BLOC OPÉRATOIRE - L'Infirmière Magazine n° 381 du 01/04/2017 | Espace Infirmier
 

L'infirmière Magazine n° 381 du 01/04/2017

 

SUR LE TERRAIN

MON QUOTIDIEN

GAËLLE PERROT-BRENZINGER  

Au bloc, les interventions se font souvent en musique. Mais elle peut gêner la communication entre soignants… Faut-il couper le son ?
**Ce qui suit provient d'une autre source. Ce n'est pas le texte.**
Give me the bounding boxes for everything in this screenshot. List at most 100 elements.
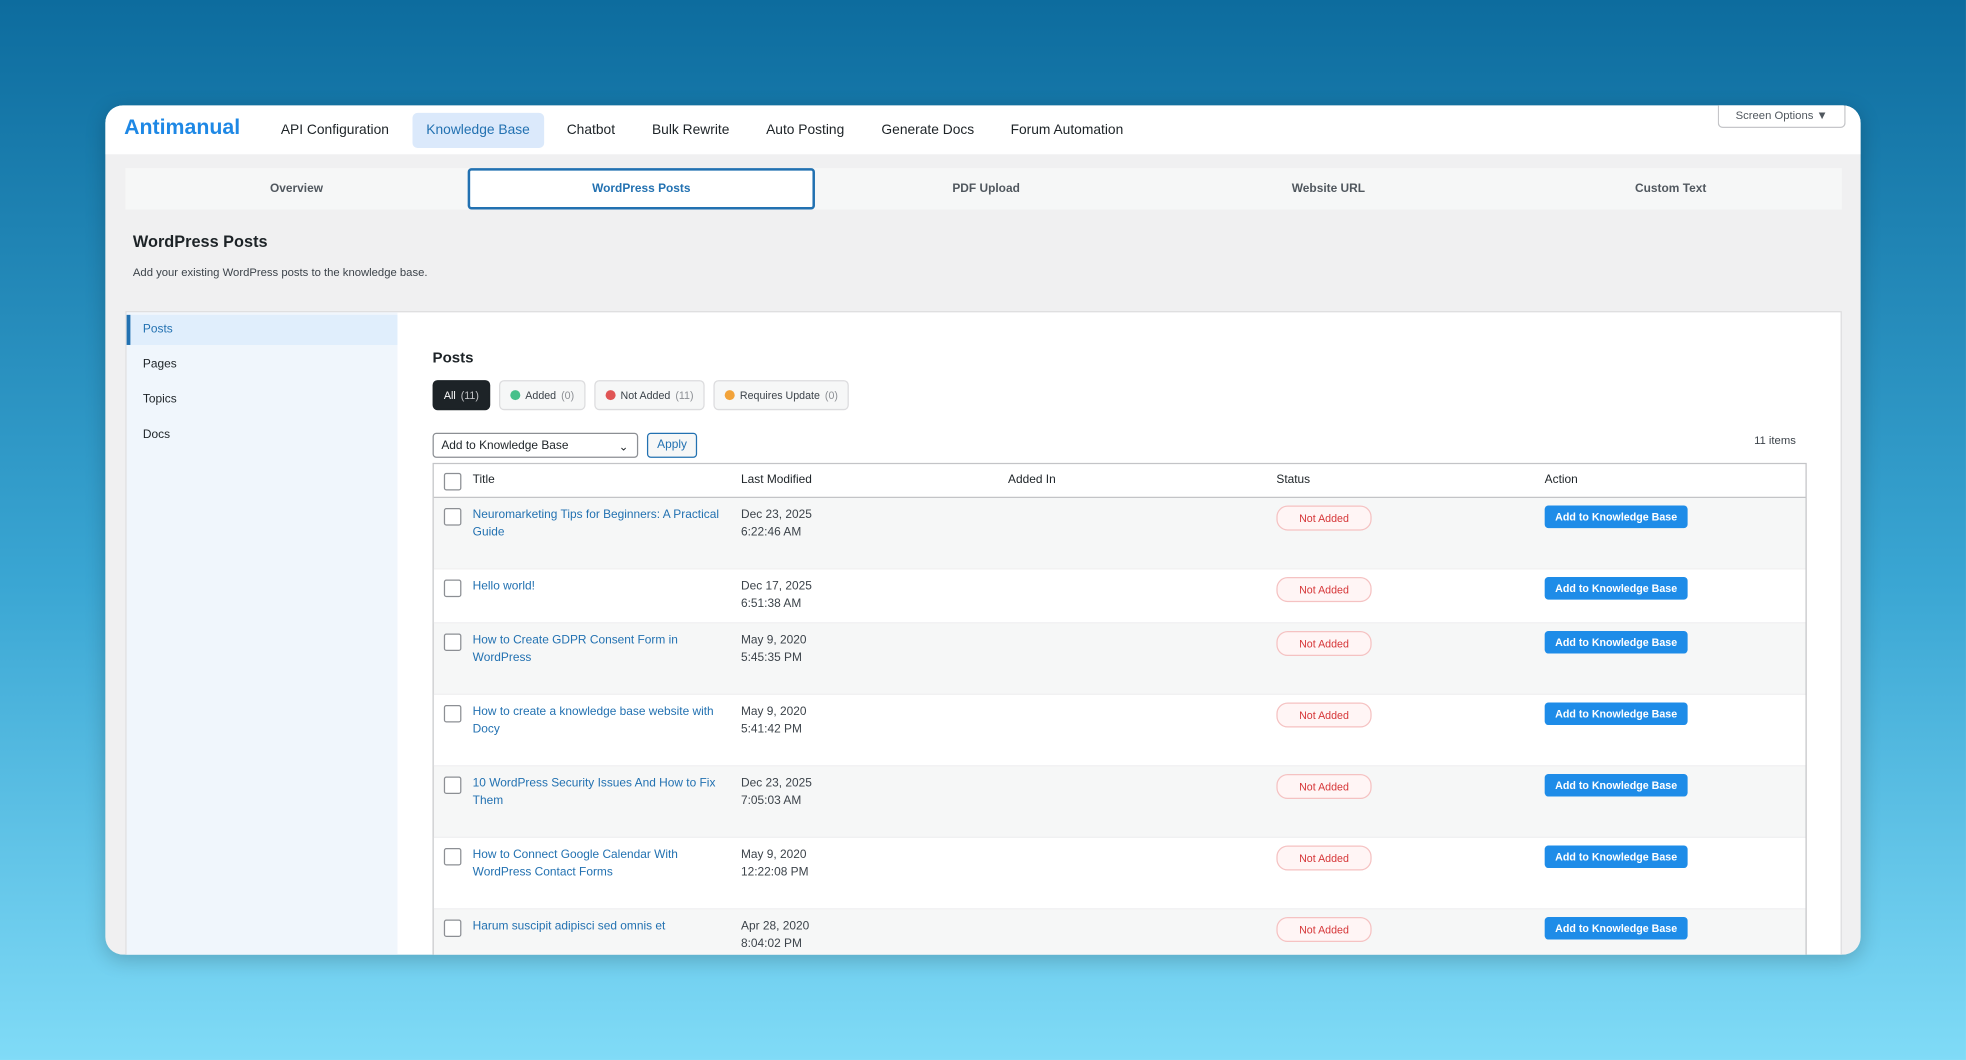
date: May 9, 2020 bbox=[740, 633, 807, 648]
filter[interactable]: All (11) bbox=[432, 380, 491, 411]
nav-item[interactable]: Generate Docs bbox=[881, 122, 975, 138]
tab-bar: Overview WordPress Posts PDF Upload Website… bbox=[125, 168, 1842, 210]
add-button[interactable]: Add to Knowledge Base bbox=[1544, 916, 1688, 940]
checkbox[interactable] bbox=[443, 633, 462, 652]
sidebar-item[interactable]: Posts bbox=[126, 314, 398, 345]
sidebar-item[interactable]: Topics bbox=[142, 392, 177, 407]
screen-options[interactable]: Screen Options ▼ bbox=[1717, 105, 1846, 128]
nav-item[interactable]: Chatbot bbox=[566, 122, 616, 138]
sidebar-item[interactable]: Docs bbox=[142, 427, 171, 442]
tab[interactable]: Overview bbox=[270, 181, 324, 196]
table-row: How to Create GDPR Consent Form in WordP… bbox=[433, 623, 1806, 695]
filter-count: (0) bbox=[824, 388, 838, 402]
filter-count: (0) bbox=[561, 388, 575, 402]
status-badge: Not Added bbox=[1276, 773, 1372, 800]
table-row: Neuromarketing Tips for Beginners: A Pra… bbox=[433, 497, 1806, 570]
date: Dec 23, 2025 bbox=[740, 508, 812, 522]
panel: Posts Pages Topics Docs Posts All (11) Added (… bbox=[125, 311, 1842, 955]
filters: All (11) Added (0) Not Added (11) Requires Upd… bbox=[432, 380, 850, 411]
filter-count: (11) bbox=[675, 388, 694, 402]
post-title[interactable]: Neuromarketing Tips for Beginners: A Pra… bbox=[472, 508, 719, 540]
nav-item[interactable]: API Configuration bbox=[280, 122, 389, 138]
checkbox[interactable] bbox=[443, 776, 462, 795]
tab[interactable]: PDF Upload bbox=[952, 181, 1020, 196]
status-badge: Not Added bbox=[1276, 577, 1372, 603]
post-title[interactable]: How to Create GDPR Consent Form in WordP… bbox=[472, 633, 678, 665]
sidebar: Posts Pages Topics Docs bbox=[126, 312, 398, 955]
last-modified: Dec 23, 2025 7:05:03 AM bbox=[741, 775, 812, 810]
column-header: Last Modified bbox=[740, 472, 812, 487]
tab[interactable]: Custom Text bbox=[1635, 181, 1707, 196]
filter[interactable]: Added (0) bbox=[498, 380, 586, 411]
add-button[interactable]: Add to Knowledge Base bbox=[1544, 845, 1688, 869]
date: May 9, 2020 bbox=[740, 847, 807, 862]
post-title[interactable]: Hello world! bbox=[472, 579, 535, 594]
column-header: Action bbox=[1544, 472, 1578, 487]
status-dot bbox=[724, 390, 735, 401]
post-title[interactable]: How to Connect Google Calendar With Word… bbox=[472, 847, 678, 880]
brand[interactable]: Antimanual bbox=[124, 115, 241, 140]
checkbox[interactable] bbox=[443, 919, 462, 938]
tab[interactable]: WordPress Posts bbox=[467, 168, 815, 210]
last-modified: May 9, 2020 12:22:08 PM bbox=[741, 847, 809, 882]
post-title[interactable]: Harum suscipit adipisci sed omnis et bbox=[472, 919, 666, 934]
time: 6:51:38 AM bbox=[740, 597, 802, 611]
add-button[interactable]: Add to Knowledge Base bbox=[1544, 577, 1688, 600]
time: 8:04:02 PM bbox=[740, 937, 802, 951]
time: 7:05:03 AM bbox=[740, 794, 802, 808]
sidebar-item[interactable]: Pages bbox=[142, 357, 177, 372]
bulk-select[interactable]: Add to Knowledge Base ⌄ bbox=[432, 432, 639, 458]
time: 6:22:46 AM bbox=[740, 525, 802, 540]
column-header: Added In bbox=[1008, 472, 1056, 487]
status-badge: Not Added bbox=[1276, 505, 1372, 531]
checkbox[interactable] bbox=[443, 579, 462, 598]
date: Dec 23, 2025 bbox=[740, 776, 812, 791]
add-button[interactable]: Add to Knowledge Base bbox=[1544, 773, 1688, 797]
status-badge: Not Added bbox=[1276, 845, 1372, 871]
add-button[interactable]: Add to Knowledge Base bbox=[1544, 702, 1688, 726]
posts-table: Title Last Modified Added In Status Action Ne… bbox=[432, 462, 1807, 955]
time: 5:41:42 PM bbox=[740, 722, 802, 737]
nav-item[interactable]: Knowledge Base bbox=[412, 112, 544, 149]
column-header: Status bbox=[1276, 472, 1311, 487]
last-modified: Dec 17, 2025 6:51:38 AM bbox=[741, 578, 812, 613]
filter-label: Not Added bbox=[620, 388, 671, 402]
post-title[interactable]: How to create a knowledge base website w… bbox=[472, 704, 714, 737]
filter-label: Added bbox=[525, 388, 557, 402]
filter[interactable]: Requires Update (0) bbox=[713, 380, 850, 411]
checkbox[interactable] bbox=[443, 704, 462, 723]
add-button[interactable]: Add to Knowledge Base bbox=[1544, 630, 1688, 654]
checkbox[interactable] bbox=[443, 847, 462, 866]
table-row: How to create a knowledge base website w… bbox=[433, 694, 1806, 767]
table-row: 10 WordPress Security Issues And How to … bbox=[433, 766, 1806, 838]
nav-item[interactable]: Bulk Rewrite bbox=[651, 122, 730, 138]
panel-title: Posts bbox=[432, 348, 474, 367]
nav-item[interactable]: Forum Automation bbox=[1010, 122, 1124, 138]
last-modified: May 9, 2020 5:41:42 PM bbox=[741, 704, 807, 739]
filter-label: Requires Update bbox=[739, 388, 820, 402]
time: 5:45:35 PM bbox=[740, 651, 802, 665]
tab[interactable]: Website URL bbox=[1291, 181, 1366, 196]
table-row: Hello world! Dec 17, 2025 6:51:38 AM Not Ad… bbox=[433, 569, 1806, 624]
checkbox[interactable] bbox=[443, 508, 462, 526]
filter-label: All bbox=[443, 388, 456, 402]
nav-item[interactable]: Auto Posting bbox=[766, 122, 845, 138]
date: Apr 28, 2020 bbox=[740, 919, 810, 934]
checkbox[interactable] bbox=[443, 472, 462, 491]
date: May 9, 2020 bbox=[740, 704, 807, 719]
table-row: How to Connect Google Calendar With Word… bbox=[433, 837, 1806, 910]
status-dot bbox=[510, 390, 521, 401]
top-bar: Antimanual Screen Options ▼ API Configur… bbox=[105, 105, 1861, 155]
status-badge: Not Added bbox=[1276, 916, 1372, 943]
last-modified: May 9, 2020 5:45:35 PM bbox=[741, 632, 807, 667]
bulk-action: Add to Knowledge Base bbox=[441, 439, 569, 453]
filter[interactable]: Not Added (11) bbox=[594, 380, 705, 411]
apply-button[interactable]: Apply bbox=[646, 432, 698, 458]
table-header: Title Last Modified Added In Status Action bbox=[433, 464, 1806, 498]
status-dot bbox=[605, 390, 616, 401]
post-title[interactable]: 10 WordPress Security Issues And How to … bbox=[472, 776, 716, 808]
add-button[interactable]: Add to Knowledge Base bbox=[1544, 505, 1688, 529]
date: Dec 17, 2025 bbox=[740, 579, 812, 594]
Si la présence de la musique au bloc est une évidence pour certaines équipes tant elle accompagne le geste chirurgical, la question mérite pourtant d’être posée. D’autant qu’entre le ressenti et la réalité, les résultats de deux études prouvent que l’impact que peut avoir la musique sur la communication entre soignants diffère (voir encadrés). Une pratique qui remonte pourtant à 1914, quand Evan O’Neill Kane, chirurgien américain, a l’idée d’y introduire la musique pour apaiser les patients durant l’anesthésie. Un bénéfice patient vite prouvé, bien qu’il fut demandé d’éviter de faire écouter du jazz ou des chansons romantiques au profit de mélodies plus douces. Qui choisit le morceau qu’on écoute ? « Quand le patient est éveillé, sous anesthésie locorégionale, c’est lui qui prime avant tout. Nous lui demandons s’il veut écouter de la musique, et quelles sont ses préférences. Parfois, il vient avec sa playlist et, pour une césarienne, par exemple, les futurs parents choisissent de faire naître leur enfant sur un fond musical particulier. En revanche, si le patient est endormi, la décision du choix musical revient à l’équipe soignante. Ce sont le chirurgien et le médecin anesthésiste qui portent l’acte opératoire, leur concentration doit être maximale et la gestion du stress peut être atténuée par la musique. C’est à eux que revient cette question, ce qui n’est pas choquant en soi. D’autant que dans notre établissement, le choix de la musique relève d’une décision collégiale »?, explique Gaëlle Perrot-Brenzinger, infirmière de bloc au CH de Belvédère, à Mont-Saint-Aignan (76), et auteure d’un mémoire sur la sonorité au bloc opératoire.

LES BONNES PRATIQUES

→ Le choix de la musique doit être, dans la mesure du possible, une décision collégiale, tant pour le choix des morceaux que pour le volume sonore.

→ Être respectueux du patient et de ses collègues, et garder le volume sonore adapté.

Playlist

→ Qu’écoute-t-on au bloc ? Si la plupart des services privilégient la musique classique ou douce, peut-être en raison de l’absence de paroles, avance le Dr David Bosanquet, chirurgien à l’hôpital universitaire du Pays de Galles (Cardiff), il n’en demeure pas moins que le choix des morceaux dépend de la personnalité du chirurgien. Son service a d’ailleurs proposé une playlist qui comprend « Staying alive » des Bee Gees, « Smooth operator » de Sage ou encore, « Wake me up before you go go », incontournable pendant la phase de réveil.

La main du chirurgien

→ En 1997, une étude britannique* précisait que 72 % des 200 chirurgiens anesthésistes interrogés travaillaient régulièrement sur fond musical. 26 % d’entre eux estimaient que la musique réduisait leur vigilance et gênait la communication avec les autres soignants, et 11,5 % qu’elle pouvait les rendre moins vigilants face aux alarmes.

De plus, bien qu’ils reconnaissent les bienfaits de la musique sur leur dextérité, ils étaient 51 % à penser que la musique pouvait les rendre moins réactifs face aux problèmes rencontrés lors d’une anesthésie.

* « Music in theatre : not so harmonious, A survey of attitudes to music in the operating theatre », C. Hawksworth, A. J. Asbury et K. Millar, Anesthesia, 1997

Étude

→ Réalisée entre 2012 et 2013, une étude britannique* publiée dans le Journal of Advanced Nursing a analysé 20 vidéos d’interventions de 4 chirurgiens - dont 13 laparoscopies et 7 interventions de chirurgie classique - dans deux blocs opératoires qui diffusaient ou non de la musique. Son objectif ? Observer l’impact de la musique sur la communication au sein du bloc.

→ Pour l’analyse de ces 69 heures d’enregistrement, le panel s’est penché sur les séquences de questions-réponses entre le chirurgien et l’équipe soignante, et le nombre de répétitions nécessaires pour faire passer une information. Ainsi, en l’absence de musique, ils ont relevé 6 répétitions sur 1 649 demandes contre 63 sur 3 585 demandes sur fond musical. La nécessité de répéter ses demandes faute d’être entendu était donc cinq fois plus fréquente en présence de musique.

* « Music and communication in the operating theatre », S. M. Weldon, T. Tehri Korkiakangas, J. Bezemer, R. Kneebone, Journal of Advanced Nursing, 2015.